Today, Carr Kelman dedicates her personal and academic life to promoting environmental sustainability and conservation.

Carr Kelman, a doctoral candidate in planning, policy and design, recently released a sustainability assessment of the UC Irvine campus, covering areas including dining, transportation and purchasing.

The two-year study produced some encouraging results, while showing there are areas that need improvement, says Carr Kelman. Some highlights already implemented by UCI Food Services include:

  • Offering locally grown produce – supporting the local agricultural economy while cutting carbon emissions – as well as certified organic foods.
  • Using biodegradable plates and to-go containers in place of Styrofoam.
  • Switching to cage-free eggs.

“People have to unlearn their dependence on disposables like paper towels, paper plates or individually wrapped juice boxes. It’s amazing that people use these items whimsically and wastefully,” she says.

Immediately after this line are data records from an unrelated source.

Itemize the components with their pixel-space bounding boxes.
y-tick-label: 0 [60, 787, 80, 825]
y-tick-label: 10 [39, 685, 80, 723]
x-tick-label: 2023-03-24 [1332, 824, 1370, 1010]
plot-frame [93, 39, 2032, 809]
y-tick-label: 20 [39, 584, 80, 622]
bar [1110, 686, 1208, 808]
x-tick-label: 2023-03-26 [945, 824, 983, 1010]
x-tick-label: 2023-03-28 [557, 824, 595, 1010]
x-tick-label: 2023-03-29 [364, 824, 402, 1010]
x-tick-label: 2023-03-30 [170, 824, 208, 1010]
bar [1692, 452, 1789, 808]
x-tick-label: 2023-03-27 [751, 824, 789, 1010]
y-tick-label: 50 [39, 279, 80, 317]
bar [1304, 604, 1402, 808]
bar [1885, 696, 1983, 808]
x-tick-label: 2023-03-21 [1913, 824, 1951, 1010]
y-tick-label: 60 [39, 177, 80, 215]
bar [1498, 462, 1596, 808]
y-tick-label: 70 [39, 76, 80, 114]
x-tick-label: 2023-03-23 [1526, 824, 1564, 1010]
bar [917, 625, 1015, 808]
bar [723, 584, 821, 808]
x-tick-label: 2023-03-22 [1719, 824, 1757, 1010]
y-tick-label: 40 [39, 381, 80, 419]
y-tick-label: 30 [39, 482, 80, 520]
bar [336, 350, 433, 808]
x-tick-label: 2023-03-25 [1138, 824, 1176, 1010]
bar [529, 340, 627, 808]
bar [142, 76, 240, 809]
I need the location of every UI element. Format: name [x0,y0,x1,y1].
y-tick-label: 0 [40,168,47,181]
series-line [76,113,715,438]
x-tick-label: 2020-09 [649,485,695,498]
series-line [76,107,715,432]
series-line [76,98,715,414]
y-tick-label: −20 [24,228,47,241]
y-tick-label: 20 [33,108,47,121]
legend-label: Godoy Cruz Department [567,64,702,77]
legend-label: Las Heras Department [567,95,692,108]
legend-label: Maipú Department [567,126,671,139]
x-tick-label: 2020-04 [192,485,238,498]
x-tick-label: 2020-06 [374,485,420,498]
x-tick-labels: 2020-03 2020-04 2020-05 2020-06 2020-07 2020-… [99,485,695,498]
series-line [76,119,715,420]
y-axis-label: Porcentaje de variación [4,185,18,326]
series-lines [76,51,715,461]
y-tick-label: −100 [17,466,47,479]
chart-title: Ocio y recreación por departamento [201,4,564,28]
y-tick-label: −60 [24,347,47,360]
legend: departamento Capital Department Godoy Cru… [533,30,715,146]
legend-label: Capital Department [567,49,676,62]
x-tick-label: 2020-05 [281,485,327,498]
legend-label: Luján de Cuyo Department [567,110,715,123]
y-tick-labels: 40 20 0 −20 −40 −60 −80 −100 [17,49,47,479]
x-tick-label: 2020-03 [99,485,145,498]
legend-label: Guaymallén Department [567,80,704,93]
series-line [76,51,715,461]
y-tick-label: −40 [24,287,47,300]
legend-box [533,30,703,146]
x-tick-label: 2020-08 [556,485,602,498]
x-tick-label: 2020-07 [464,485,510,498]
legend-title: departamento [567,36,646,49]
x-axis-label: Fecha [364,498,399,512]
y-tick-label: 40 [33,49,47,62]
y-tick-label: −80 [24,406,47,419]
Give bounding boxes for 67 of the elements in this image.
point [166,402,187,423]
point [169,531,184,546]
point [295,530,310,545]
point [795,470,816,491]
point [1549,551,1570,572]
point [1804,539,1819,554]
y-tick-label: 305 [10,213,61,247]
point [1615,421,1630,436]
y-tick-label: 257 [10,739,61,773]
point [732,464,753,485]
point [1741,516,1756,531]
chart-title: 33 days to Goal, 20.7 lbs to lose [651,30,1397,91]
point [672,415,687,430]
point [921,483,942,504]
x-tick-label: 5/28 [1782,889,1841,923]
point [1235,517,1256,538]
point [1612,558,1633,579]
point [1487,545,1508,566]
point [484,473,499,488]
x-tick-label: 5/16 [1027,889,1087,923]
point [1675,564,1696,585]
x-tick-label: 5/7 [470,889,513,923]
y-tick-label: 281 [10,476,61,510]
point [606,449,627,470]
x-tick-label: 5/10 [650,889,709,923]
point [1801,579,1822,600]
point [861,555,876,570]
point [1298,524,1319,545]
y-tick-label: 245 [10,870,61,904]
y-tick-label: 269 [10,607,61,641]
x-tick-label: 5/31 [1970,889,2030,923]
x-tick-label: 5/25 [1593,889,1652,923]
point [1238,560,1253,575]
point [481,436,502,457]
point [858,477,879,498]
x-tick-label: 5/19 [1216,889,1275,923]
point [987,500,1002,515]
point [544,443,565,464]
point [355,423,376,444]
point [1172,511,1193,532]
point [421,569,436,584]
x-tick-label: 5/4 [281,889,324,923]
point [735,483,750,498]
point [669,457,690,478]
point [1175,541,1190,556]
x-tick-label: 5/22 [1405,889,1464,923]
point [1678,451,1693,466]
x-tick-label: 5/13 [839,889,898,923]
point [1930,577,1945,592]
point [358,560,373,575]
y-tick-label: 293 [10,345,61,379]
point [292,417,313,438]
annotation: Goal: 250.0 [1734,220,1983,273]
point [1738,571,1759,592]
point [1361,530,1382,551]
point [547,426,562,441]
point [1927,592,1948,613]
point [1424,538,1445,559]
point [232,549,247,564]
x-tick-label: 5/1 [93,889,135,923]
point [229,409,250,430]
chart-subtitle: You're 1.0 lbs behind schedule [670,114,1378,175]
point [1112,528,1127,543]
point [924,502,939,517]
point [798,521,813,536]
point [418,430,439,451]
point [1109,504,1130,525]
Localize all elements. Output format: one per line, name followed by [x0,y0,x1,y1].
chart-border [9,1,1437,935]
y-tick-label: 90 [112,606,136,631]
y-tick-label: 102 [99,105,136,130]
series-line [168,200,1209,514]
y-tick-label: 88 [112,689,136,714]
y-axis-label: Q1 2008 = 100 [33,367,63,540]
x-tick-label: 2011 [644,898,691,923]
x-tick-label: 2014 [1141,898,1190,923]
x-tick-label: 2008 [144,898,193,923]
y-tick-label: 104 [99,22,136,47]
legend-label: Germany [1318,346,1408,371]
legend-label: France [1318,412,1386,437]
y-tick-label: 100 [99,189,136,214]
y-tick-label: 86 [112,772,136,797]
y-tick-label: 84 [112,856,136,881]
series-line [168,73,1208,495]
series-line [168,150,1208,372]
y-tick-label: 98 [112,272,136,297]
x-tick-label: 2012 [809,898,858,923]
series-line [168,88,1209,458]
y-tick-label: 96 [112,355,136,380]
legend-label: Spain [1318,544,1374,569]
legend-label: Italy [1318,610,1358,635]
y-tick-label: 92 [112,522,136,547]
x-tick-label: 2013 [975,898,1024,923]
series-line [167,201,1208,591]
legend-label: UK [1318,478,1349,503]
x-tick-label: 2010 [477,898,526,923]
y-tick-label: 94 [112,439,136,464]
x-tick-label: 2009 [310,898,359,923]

While UCI won a Best Practices Award for water efficiency at the 2008 UC/CSU/CCC Sustainability Conference, Carr Kelman’s report suggests that UCI could do even better and save money on energy and landscaping costs if it planted native, drought-tolerant species. Her report also recommends a ban on leaf blowers that she says are too noisy and spew pollution.

However, she does believe living green is not all about deprivation and sacrifice. It also can be fun.

“Just start by biking around campus on a Saturday and checking out the fresh fruits and veggies at the University Center Farmers’ Market,” she says.